La ricerca ha coinvolto 39 lavoratori andati incontro alla cosiddetta breakthrough infection.
Uno studio pubblicato sul New England journal of medicine (Nejm) ipotizza che gli anticorpi neutralizzanti presenti nel sangue possono predire il rischio di venir contagiati dal Sars-Cov-2 dopo esser stati vaccinati e possono essere un marcatore predittivo affidabile per valutare la necessità di una terza dose per proteggere dalle varianti emergenti. La ricerca si basa sui dati di 11.453 operatori sanitari in Israele.
Tra gli operatori sanitari sono stati identificato 39 lavoratori infettati, nonostante fossero completamente vaccinati con doppia dose di Pfizer-BioNTech, andando incontro alla cosiddetta breakthrough infection. Tutti avevano sintomi lievi o nessuno. Per 22 dei 39 lavoratori gli autori sono stati in grado di ottenere misurazioni anticorpali effettuate il giorno in cui sono state rilevate le infezioni o nella settimana precedente.

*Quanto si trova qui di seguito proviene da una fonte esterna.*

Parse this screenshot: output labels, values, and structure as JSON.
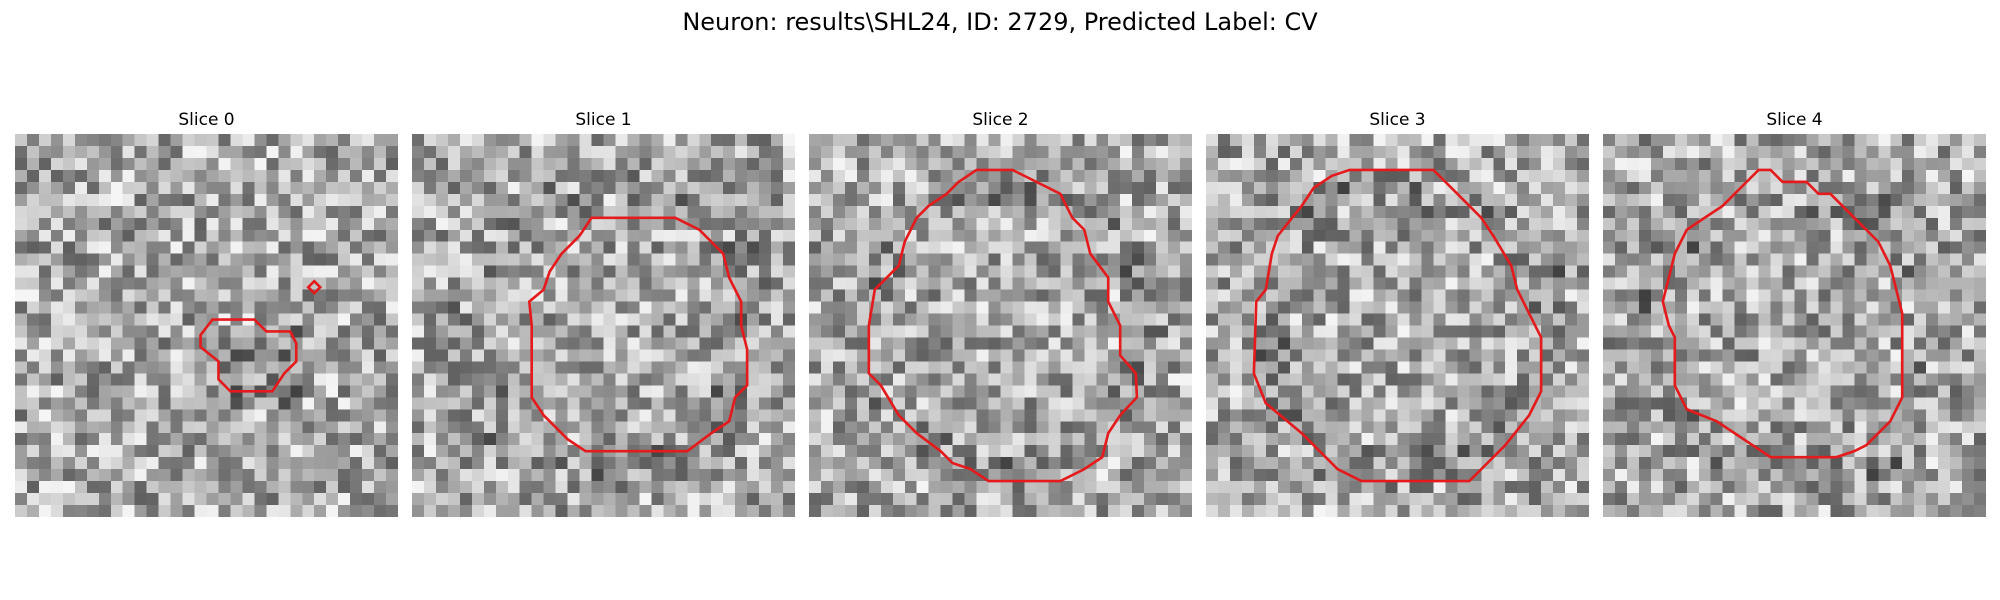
{
  "figure": {
    "title": "Neuron: results\\SHL24, ID: 2729, Predicted Label: CV"
  },
  "slices": [
    {
      "label": "Slice 0"
    },
    {
      "label": "Slice 1"
    },
    {
      "label": "Slice 2"
    },
    {
      "label": "Slice 3"
    },
    {
      "label": "Slice 4"
    }
  ],
  "colors": {
    "contour": "#e41a1c",
    "colormap": "grayscale"
  }
}
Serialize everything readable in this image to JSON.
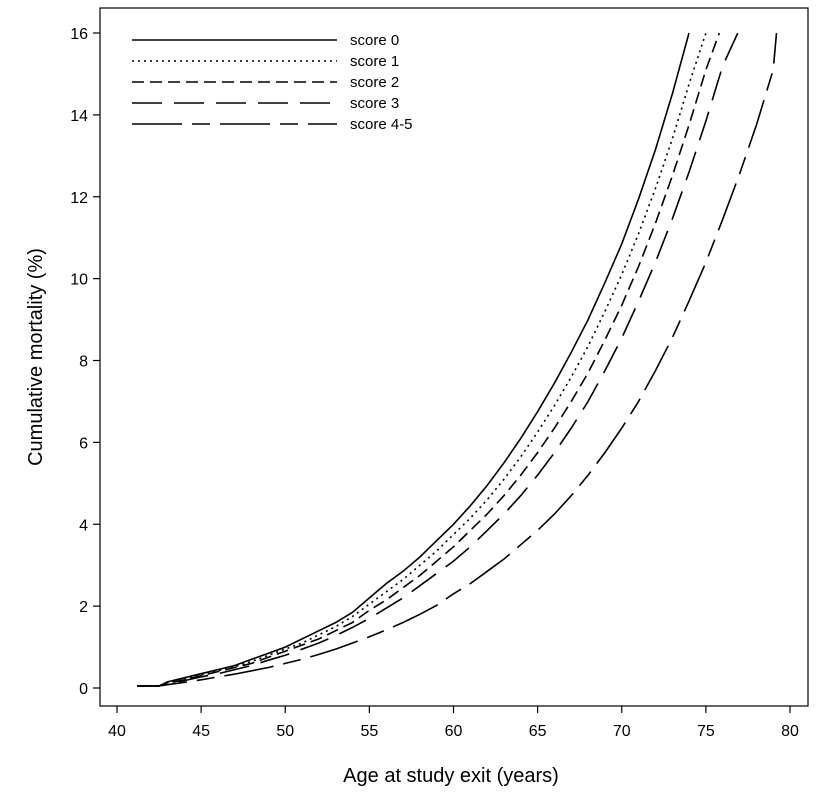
{
  "chart_data": {
    "type": "line",
    "title": "",
    "xlabel": "Age at study exit (years)",
    "ylabel": "Cumulative mortality (%)",
    "xlim": [
      40,
      80
    ],
    "ylim": [
      0,
      16
    ],
    "xticks": [
      "40",
      "45",
      "50",
      "55",
      "60",
      "65",
      "70",
      "75",
      "80"
    ],
    "yticks": [
      "0",
      "2",
      "4",
      "6",
      "8",
      "10",
      "12",
      "14",
      "16"
    ],
    "grid": false,
    "legend_position": "top-left",
    "line_color": "#000000",
    "series": [
      {
        "name": "score 0",
        "dash": "solid",
        "x": [
          41.2,
          42.0,
          42.5,
          43,
          44,
          45,
          46,
          47,
          48,
          49,
          50,
          51,
          52,
          53,
          54,
          55,
          56,
          57,
          58,
          59,
          60,
          61,
          62,
          63,
          64,
          65,
          66,
          67,
          68,
          69,
          70,
          71,
          72,
          73,
          74
        ],
        "y": [
          0.05,
          0.05,
          0.05,
          0.15,
          0.25,
          0.35,
          0.45,
          0.55,
          0.7,
          0.85,
          1.0,
          1.2,
          1.4,
          1.6,
          1.85,
          2.2,
          2.55,
          2.85,
          3.2,
          3.6,
          4.0,
          4.45,
          4.95,
          5.5,
          6.1,
          6.75,
          7.45,
          8.2,
          9.0,
          9.9,
          10.85,
          11.95,
          13.15,
          14.5,
          16.0
        ]
      },
      {
        "name": "score 1",
        "dash": "dotted",
        "x": [
          41.2,
          42.0,
          42.5,
          43,
          44,
          45,
          46,
          47,
          48,
          49,
          50,
          51,
          52,
          53,
          54,
          55,
          56,
          57,
          58,
          59,
          60,
          61,
          62,
          63,
          64,
          65,
          66,
          67,
          68,
          69,
          70,
          71,
          72,
          73,
          74,
          75
        ],
        "y": [
          0.05,
          0.05,
          0.05,
          0.13,
          0.22,
          0.32,
          0.42,
          0.52,
          0.65,
          0.8,
          0.95,
          1.1,
          1.3,
          1.5,
          1.75,
          2.05,
          2.35,
          2.65,
          3.0,
          3.35,
          3.75,
          4.15,
          4.6,
          5.1,
          5.65,
          6.25,
          6.9,
          7.6,
          8.35,
          9.2,
          10.1,
          11.1,
          12.2,
          13.4,
          14.75,
          16.0
        ]
      },
      {
        "name": "score 2",
        "dash": "dashed",
        "x": [
          41.2,
          42.0,
          42.5,
          43,
          44,
          45,
          46,
          47,
          48,
          49,
          50,
          51,
          52,
          53,
          54,
          55,
          56,
          57,
          58,
          59,
          60,
          61,
          62,
          63,
          64,
          65,
          66,
          67,
          68,
          69,
          70,
          71,
          72,
          73,
          74,
          75,
          75.8
        ],
        "y": [
          0.05,
          0.05,
          0.05,
          0.12,
          0.2,
          0.3,
          0.4,
          0.5,
          0.6,
          0.75,
          0.9,
          1.05,
          1.2,
          1.4,
          1.6,
          1.9,
          2.15,
          2.45,
          2.75,
          3.1,
          3.45,
          3.85,
          4.25,
          4.7,
          5.2,
          5.75,
          6.35,
          7.0,
          7.7,
          8.5,
          9.35,
          10.3,
          11.35,
          12.5,
          13.75,
          15.1,
          16.0
        ]
      },
      {
        "name": "score 3",
        "dash": "long-dash",
        "x": [
          41.2,
          42.0,
          42.5,
          43,
          44,
          45,
          46,
          47,
          48,
          49,
          50,
          51,
          52,
          53,
          54,
          55,
          56,
          57,
          58,
          59,
          60,
          61,
          62,
          63,
          64,
          65,
          66,
          67,
          68,
          69,
          70,
          71,
          72,
          73,
          74,
          75,
          76,
          76.9
        ],
        "y": [
          0.05,
          0.05,
          0.05,
          0.1,
          0.18,
          0.27,
          0.35,
          0.45,
          0.55,
          0.68,
          0.8,
          0.95,
          1.1,
          1.28,
          1.48,
          1.7,
          1.95,
          2.2,
          2.5,
          2.8,
          3.1,
          3.45,
          3.85,
          4.25,
          4.7,
          5.2,
          5.75,
          6.35,
          7.0,
          7.75,
          8.55,
          9.45,
          10.4,
          11.45,
          12.6,
          13.85,
          15.2,
          16.0
        ]
      },
      {
        "name": "score 4-5",
        "dash": "long-short-dash",
        "x": [
          41.2,
          42.0,
          42.5,
          43,
          44,
          45,
          46,
          47,
          48,
          49,
          50,
          51,
          52,
          53,
          54,
          55,
          56,
          57,
          58,
          59,
          60,
          61,
          62,
          63,
          64,
          65,
          66,
          67,
          68,
          69,
          70,
          71,
          72,
          73,
          74,
          75,
          76,
          77,
          78,
          79,
          79.2
        ],
        "y": [
          0.05,
          0.05,
          0.05,
          0.08,
          0.14,
          0.2,
          0.27,
          0.34,
          0.42,
          0.5,
          0.6,
          0.7,
          0.82,
          0.95,
          1.1,
          1.25,
          1.42,
          1.6,
          1.8,
          2.02,
          2.3,
          2.55,
          2.85,
          3.15,
          3.5,
          3.85,
          4.25,
          4.7,
          5.2,
          5.75,
          6.35,
          7.0,
          7.75,
          8.55,
          9.45,
          10.4,
          11.45,
          12.55,
          13.75,
          15.1,
          16.0
        ]
      }
    ]
  }
}
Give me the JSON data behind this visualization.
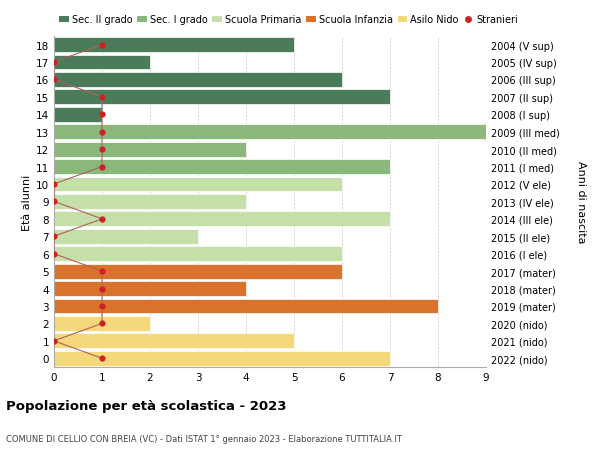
{
  "ages": [
    18,
    17,
    16,
    15,
    14,
    13,
    12,
    11,
    10,
    9,
    8,
    7,
    6,
    5,
    4,
    3,
    2,
    1,
    0
  ],
  "years": [
    "2004 (V sup)",
    "2005 (IV sup)",
    "2006 (III sup)",
    "2007 (II sup)",
    "2008 (I sup)",
    "2009 (III med)",
    "2010 (II med)",
    "2011 (I med)",
    "2012 (V ele)",
    "2013 (IV ele)",
    "2014 (III ele)",
    "2015 (II ele)",
    "2016 (I ele)",
    "2017 (mater)",
    "2018 (mater)",
    "2019 (mater)",
    "2020 (nido)",
    "2021 (nido)",
    "2022 (nido)"
  ],
  "values": [
    5,
    2,
    6,
    7,
    1,
    9,
    4,
    7,
    6,
    4,
    7,
    3,
    6,
    6,
    4,
    8,
    2,
    5,
    7
  ],
  "bar_colors": [
    "#4a7c59",
    "#4a7c59",
    "#4a7c59",
    "#4a7c59",
    "#4a7c59",
    "#8ab87a",
    "#8ab87a",
    "#8ab87a",
    "#c5dfa8",
    "#c5dfa8",
    "#c5dfa8",
    "#c5dfa8",
    "#c5dfa8",
    "#d9722a",
    "#d9722a",
    "#d9722a",
    "#f5d87a",
    "#f5d87a",
    "#f5d87a"
  ],
  "stranieri_values": [
    1,
    0,
    0,
    1,
    1,
    1,
    1,
    1,
    0,
    0,
    1,
    0,
    0,
    1,
    1,
    1,
    1,
    0,
    1
  ],
  "stranieri_color": "#cc2222",
  "stranieri_line_color": "#b06060",
  "legend_labels": [
    "Sec. II grado",
    "Sec. I grado",
    "Scuola Primaria",
    "Scuola Infanzia",
    "Asilo Nido",
    "Stranieri"
  ],
  "legend_colors": [
    "#4a7c59",
    "#8ab87a",
    "#c5dfa8",
    "#d9722a",
    "#f5d87a",
    "#cc2222"
  ],
  "ylabel_left": "Età alunni",
  "ylabel_right": "Anni di nascita",
  "title": "Popolazione per età scolastica - 2023",
  "subtitle": "COMUNE DI CELLIO CON BREIA (VC) - Dati ISTAT 1° gennaio 2023 - Elaborazione TUTTITALIA.IT",
  "xlim": [
    0,
    9
  ],
  "ylim": [
    -0.5,
    18.5
  ],
  "background_color": "#ffffff",
  "grid_color": "#cccccc"
}
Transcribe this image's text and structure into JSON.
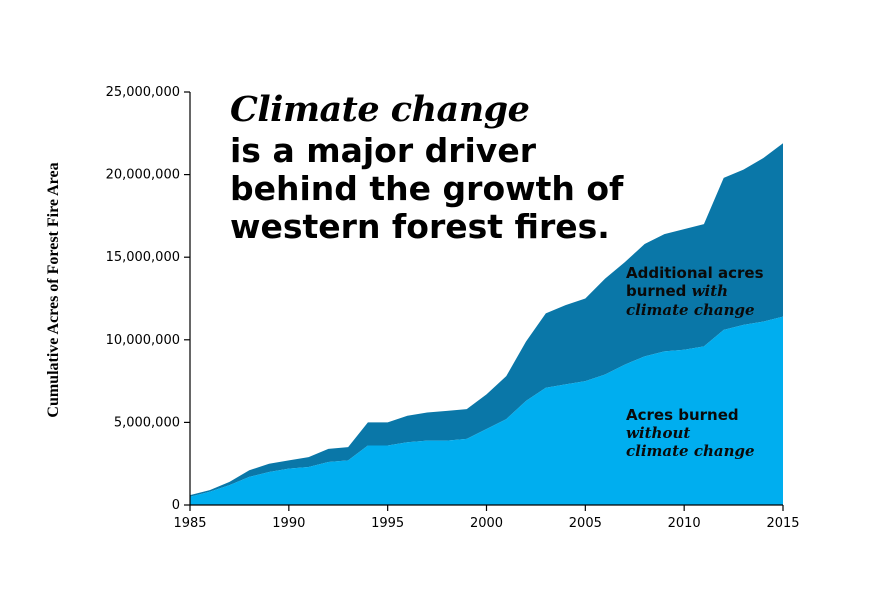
{
  "title": {
    "line1": "Climate change",
    "line2": "is a major driver",
    "line3": "behind the growth of",
    "line4": "western forest fires."
  },
  "ylabel": "Cumulative Acres of Forest Fire Area",
  "annotations": {
    "with": {
      "line1": "Additional acres",
      "line2_prefix": "burned ",
      "line2_em": "with",
      "line3": "climate change"
    },
    "without": {
      "line1": "Acres burned",
      "line2": "without",
      "line3": "climate change"
    }
  },
  "colors": {
    "with_climate_change": "#0a77a8",
    "without_climate_change": "#00aeef"
  },
  "chart_data": {
    "type": "area",
    "title": "Climate change is a major driver behind the growth of western forest fires.",
    "xlabel": "",
    "ylabel": "Cumulative Acres of Forest Fire Area",
    "xlim": [
      1985,
      2015
    ],
    "ylim": [
      0,
      25000000
    ],
    "x": [
      1985,
      1986,
      1987,
      1988,
      1989,
      1990,
      1991,
      1992,
      1993,
      1994,
      1995,
      1996,
      1997,
      1998,
      1999,
      2000,
      2001,
      2002,
      2003,
      2004,
      2005,
      2006,
      2007,
      2008,
      2009,
      2010,
      2011,
      2012,
      2013,
      2014,
      2015
    ],
    "x_ticks": [
      "1985",
      "1990",
      "1995",
      "2000",
      "2005",
      "2010",
      "2015"
    ],
    "y_ticks": [
      "0",
      "5,000,000",
      "10,000,000",
      "15,000,000",
      "20,000,000",
      "25,000,000"
    ],
    "stacked": true,
    "series": [
      {
        "name": "Acres burned without climate change",
        "values": [
          500000,
          800000,
          1200000,
          1700000,
          2000000,
          2200000,
          2300000,
          2600000,
          2700000,
          3600000,
          3600000,
          3800000,
          3900000,
          3900000,
          4000000,
          4600000,
          5200000,
          6300000,
          7100000,
          7300000,
          7500000,
          7900000,
          8500000,
          9000000,
          9300000,
          9400000,
          9600000,
          10600000,
          10900000,
          11100000,
          11400000
        ]
      },
      {
        "name": "Additional acres burned with climate change",
        "values": [
          100000,
          100000,
          200000,
          400000,
          500000,
          500000,
          600000,
          800000,
          800000,
          1400000,
          1400000,
          1600000,
          1700000,
          1800000,
          1800000,
          2100000,
          2600000,
          3600000,
          4500000,
          4800000,
          5000000,
          5800000,
          6200000,
          6800000,
          7100000,
          7300000,
          7400000,
          9200000,
          9400000,
          9900000,
          10500000
        ]
      }
    ],
    "grid": false,
    "legend": "none"
  }
}
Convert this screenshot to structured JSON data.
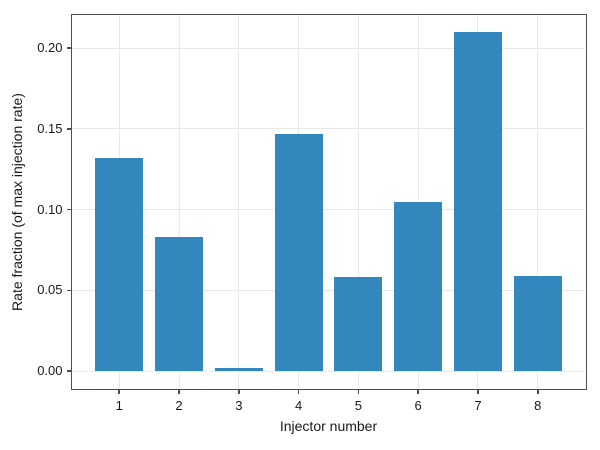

I ricercatori hanno anche esaminato i dati di 104 lavoratori completamente vaccinati che non sono stati infettati pur essendo stati a contatto con il virus. Il confronto ha mostrato che i livelli di anticorpi neutralizzanti erano più bassi tra coloro che sono stati infettati, fornendo la prima prova diretta di questo effetto. I risultati rafforzano i dati precedenti raccolti durante gli studi clinici sul vaccino Oxford-AstraZeneca, relativi a un legame tra livelli più elevati di anticorpi neutralizzanti e una minore probabilità di infezione.
Lo studio, come indicano i ricercatoti, ha comunque alcuni limiti. Un numero di casi relativamente piccolo rappresentato da persone giovani e sane. Le infezioni sono state caratterizzate da sintomi lievi, che non hanno richiesto il ricovero in ospedale. Per questo “non è stato possibile determinare il correlato della protezione da infezioni o infezioni gravi in popolazioni vulnerabili di persone anziane con malattie coesistenti”. Potrebbero essere stati persi per strada “casi asintomatici nonostante l’intenso sforzo di testare tutti gli operatori sanitari esposti”.
Lo studio “è un passo importante nell’ulteriore convalida dell’uso del titolo di anticorpi neutralizzanti diretti contro il virus come un elemento correlato della protezione” o marker, afferma Miles Davenport, immunologo dell’Università del New South Wales a Sydney, in Australia. Ma, concludono i ricercatori, “l’analisi non fornisce un livello specifico di anticorpi associato alla protezione, e su questo è necessario ora indagare”.